In the present study, a total of 14 immune checkpoint genes (PDCD1 (PD-1), CD274 (PD-L1), CTLA4, ADORA2A, C10orf54 (VISTA), HAVCR2 (TIM-3), ICOSLG, NT5E, CD27, IDO2, LAG3, TIGIT, TNFRSF18, and TNFRSF9) and nine m6A regulators (METTL14, WTAP, FTO, ALKBH5, YTHDF1, YTHDF2, YTHDF3, YTHDC1, and YTHDC2) were differentially expressed between the two groups of patients with ccRCC. Tang et al. have demonstrated that the induction of ferroptosis in combination with immune checkpoint inhibitors cooperatively enhances antitumor activity [44]. Consistently, Fan et al. developed an inhibitor, BEBT-908, which dual-targeted PI3K and HDAC, effectively inhibiting tumor cell growth and enhancing anti-PD1 therapy in mice by inducing immunogenic ferroptosis in cancer cells [67]. These results suggest that the synergistic effect of ferroptosis and immune regulation results in effective antitumor activity. Additionally, several studies have reported abnormal m6A modifications in the ferroptosis process in various diseases [68]. A previous study showed that decreased ALKBH5 mRNA levels correlated with shortened overall and cancer-specific survival in ccRCC [69]. Xu et al. suggested that METTL3-mediated m6A modification can stabilize SLC7A11 mRNA and facilitate its translation, thereby promoting cell proliferation and inhibiting cellular ferroptosis of lung adenocarcinoma [70]. These results provide a theoretical basis and indicate that m6A modification may play a promising role in ferroptosis and is correlated to cancer prognosis. Further studies are necessary to obtain more details on the potential associations.

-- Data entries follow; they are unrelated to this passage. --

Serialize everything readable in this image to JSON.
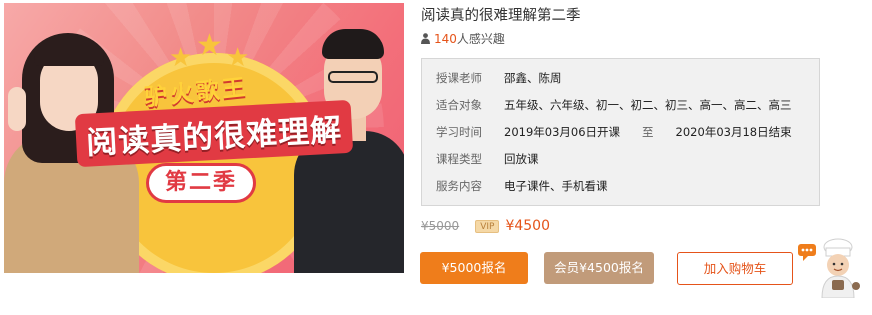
{
  "course": {
    "cover_title_line1": "驴火歌王",
    "cover_title_line2": "阅读真的很难理解",
    "cover_title_line3": "第二季",
    "title": "阅读真的很难理解第二季",
    "interest_count": "140",
    "interest_suffix": "人感兴趣"
  },
  "info": {
    "teacher_label": "授课老师",
    "teacher_value": "邵鑫、陈周",
    "audience_label": "适合对象",
    "audience_value": "五年级、六年级、初一、初二、初三、高一、高二、高三",
    "time_label": "学习时间",
    "time_start": "2019年03月06日开课",
    "time_sep": "至",
    "time_end": "2020年03月18日结束",
    "type_label": "课程类型",
    "type_value": "回放课",
    "service_label": "服务内容",
    "service_value": "电子课件、手机看课"
  },
  "pricing": {
    "original_price": "¥5000",
    "vip_badge": "VIP",
    "vip_price": "¥4500"
  },
  "buttons": {
    "enroll": "¥5000报名",
    "vip_enroll": "会员¥4500报名",
    "add_to_cart": "加入购物车"
  },
  "colors": {
    "accent_orange": "#ef7d1b",
    "price_red": "#e5541a",
    "vip_brown": "#c19b7a"
  },
  "icons": {
    "interest": "person-icon",
    "chat": "chef-mascot-icon"
  }
}
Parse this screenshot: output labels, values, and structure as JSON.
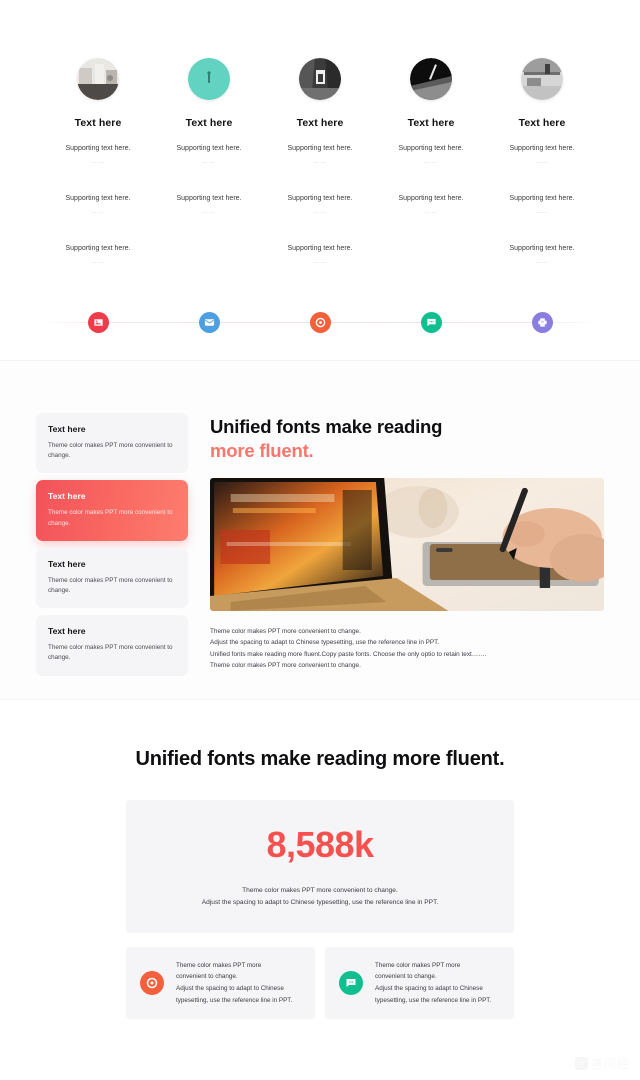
{
  "section_one": {
    "watermark": "",
    "columns": [
      {
        "title": "Text here",
        "circle_color": "#b9b6b2",
        "photo": "desk-scene",
        "rows": [
          {
            "text": "Supporting text here.",
            "dots": "……"
          },
          {
            "text": "Supporting text here.",
            "dots": "……"
          },
          {
            "text": "Supporting text here.",
            "dots": "……"
          }
        ]
      },
      {
        "title": "Text here",
        "circle_color": "#5ecfbc",
        "photo": "teal-scene",
        "rows": [
          {
            "text": "Supporting text here.",
            "dots": "……"
          },
          {
            "text": "Supporting text here.",
            "dots": "……"
          },
          {
            "text": "",
            "dots": ""
          }
        ]
      },
      {
        "title": "Text here",
        "circle_color": "#4a4a4a",
        "photo": "dark-door-scene",
        "rows": [
          {
            "text": "Supporting text here.",
            "dots": "……"
          },
          {
            "text": "Supporting text here.",
            "dots": "……"
          },
          {
            "text": "Supporting text here.",
            "dots": "……"
          }
        ]
      },
      {
        "title": "Text here",
        "circle_color": "#1b1b1b",
        "photo": "dark-pen-scene",
        "rows": [
          {
            "text": "Supporting text here.",
            "dots": "……"
          },
          {
            "text": "Supporting text here.",
            "dots": "……"
          },
          {
            "text": "",
            "dots": ""
          }
        ]
      },
      {
        "title": "Text here",
        "circle_color": "#9a9a9a",
        "photo": "gray-office-scene",
        "rows": [
          {
            "text": "Supporting text here.",
            "dots": "……"
          },
          {
            "text": "Supporting text here.",
            "dots": "……"
          },
          {
            "text": "Supporting text here.",
            "dots": "……"
          }
        ]
      }
    ],
    "rail_icons": [
      {
        "name": "image-icon",
        "color": "#ef3b4a"
      },
      {
        "name": "mail-icon",
        "color": "#4e9fe0"
      },
      {
        "name": "location-icon",
        "color": "#f4603c"
      },
      {
        "name": "chat-icon",
        "color": "#0fbf8f"
      },
      {
        "name": "printer-icon",
        "color": "#8a7de0"
      }
    ]
  },
  "section_two": {
    "watermark": "",
    "cards": [
      {
        "title": "Text here",
        "body": "Theme  color makes PPT more convenient to change.",
        "active": false
      },
      {
        "title": "Text here",
        "body": "Theme  color makes PPT more convenient to change.",
        "active": true
      },
      {
        "title": "Text here",
        "body": "Theme  color makes PPT more convenient to change.",
        "active": false
      },
      {
        "title": "Text here",
        "body": "Theme  color makes PPT more convenient to change.",
        "active": false
      }
    ],
    "heading_line1": "Unified fonts make reading",
    "heading_line2": "more fluent.",
    "accent_color": "#f8766b",
    "photo": "laptop-tablet-stylus",
    "paragraph_lines": [
      "Theme  color makes PPT more convenient to change.",
      "Adjust the spacing to adapt to Chinese typesetting, use the reference line in PPT.",
      "Unified fonts make reading more fluent.Copy paste fonts. Choose the only optio to retain text…….",
      "Theme  color makes PPT more convenient to change."
    ]
  },
  "section_three": {
    "heading": "Unified fonts make reading more fluent.",
    "stat_number": "8,588k",
    "stat_number_color": "#f4514f",
    "stat_sub_lines": [
      "Theme  color makes PPT more convenient to change.",
      "Adjust the spacing to adapt to Chinese typesetting, use the reference line in PPT."
    ],
    "bottom_cards": [
      {
        "icon": "location-icon",
        "color": "#f4603c",
        "lines": [
          "Theme  color makes PPT more",
          "convenient to change.",
          "Adjust the spacing to adapt to Chinese",
          "typesetting, use the reference line in PPT."
        ]
      },
      {
        "icon": "chat-icon",
        "color": "#0fbf8f",
        "lines": [
          "Theme  color makes PPT more",
          "convenient to change.",
          "Adjust the spacing to adapt to Chinese",
          "typesetting, use the reference line in PPT."
        ]
      }
    ],
    "watermark_text": "答问经"
  }
}
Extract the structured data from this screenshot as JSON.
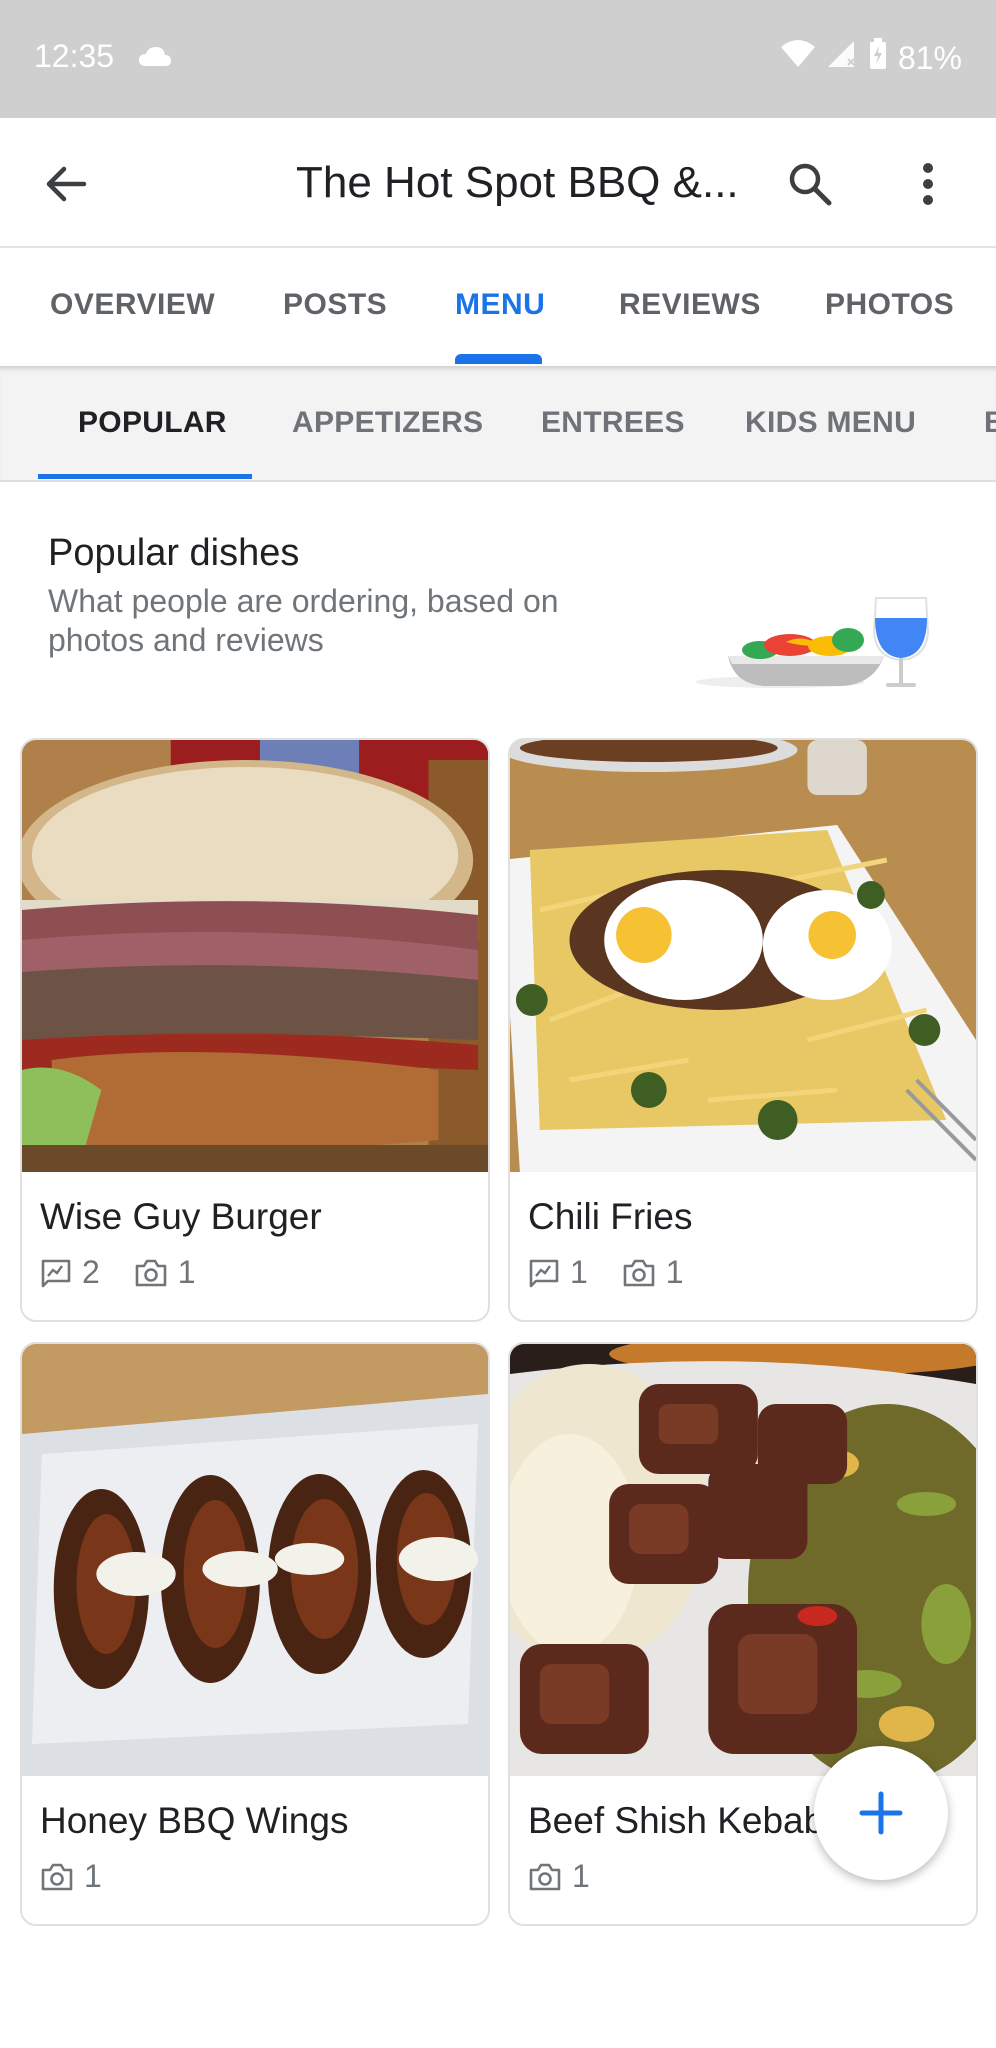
{
  "status_bar": {
    "time": "12:35",
    "battery": "81%"
  },
  "app_bar": {
    "title": "The Hot Spot BBQ &..."
  },
  "main_tabs": [
    "OVERVIEW",
    "POSTS",
    "MENU",
    "REVIEWS",
    "PHOTOS"
  ],
  "main_tabs_active": "MENU",
  "sub_tabs": [
    "POPULAR",
    "APPETIZERS",
    "ENTREES",
    "KIDS MENU",
    "B"
  ],
  "sub_tabs_active": "POPULAR",
  "popular": {
    "title": "Popular dishes",
    "subtitle": "What people are ordering, based on photos and reviews"
  },
  "dishes": [
    {
      "name": "Wise Guy Burger",
      "reviews": "2",
      "photos": "1"
    },
    {
      "name": "Chili Fries",
      "reviews": "1",
      "photos": "1"
    },
    {
      "name": "Honey BBQ Wings",
      "photos": "1"
    },
    {
      "name": "Beef Shish Kebab",
      "photos": "1"
    }
  ],
  "colors": {
    "accent": "#1a73e8",
    "status_bar": "#cfcfcf",
    "text_secondary": "#70757a"
  }
}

However, our study had some limitations. First, our analysis incorporated a large number of ccRCC samples from TCGA and randomly divided the data into training and validation sets to improve the robustness of the study. The FRLs prognostic signature should be further verified in future studies. Second, our study proposes a significant correlation between the FRLs signature and immune infiltration in ccRCC; however, the potential regulatory mechanism requires further elucidation by functional experiments. Third, although the estimation bias of CIBERSORT is considerably lower than that of other methods, CIBERSORT analysis relies on limited genetic data, so its results may be affected by atypical interactions of cells, disease-induced disease, or phenotypic plasticity and tend to systematically overestimate or underestimate some cell types [71, 72]. Therefore, experiments will be carried out to further verify the prognosis model, the results of immune infiltration, and their regulatory mechanisms in our future studies.

Conclusions

In conclusion, our study constructed a signature consisting of seven FRLs, which effectively predicted the prognosis and immune infiltration state of patients with ccRCC, and further analyzed the immune checkpoint and m6A gene expression in patients with different risk stratifications, thus providing a new direction for individualized, targeted therapy, which has many potential prognostic and therapeutic implications for the management of patients with ccRCC.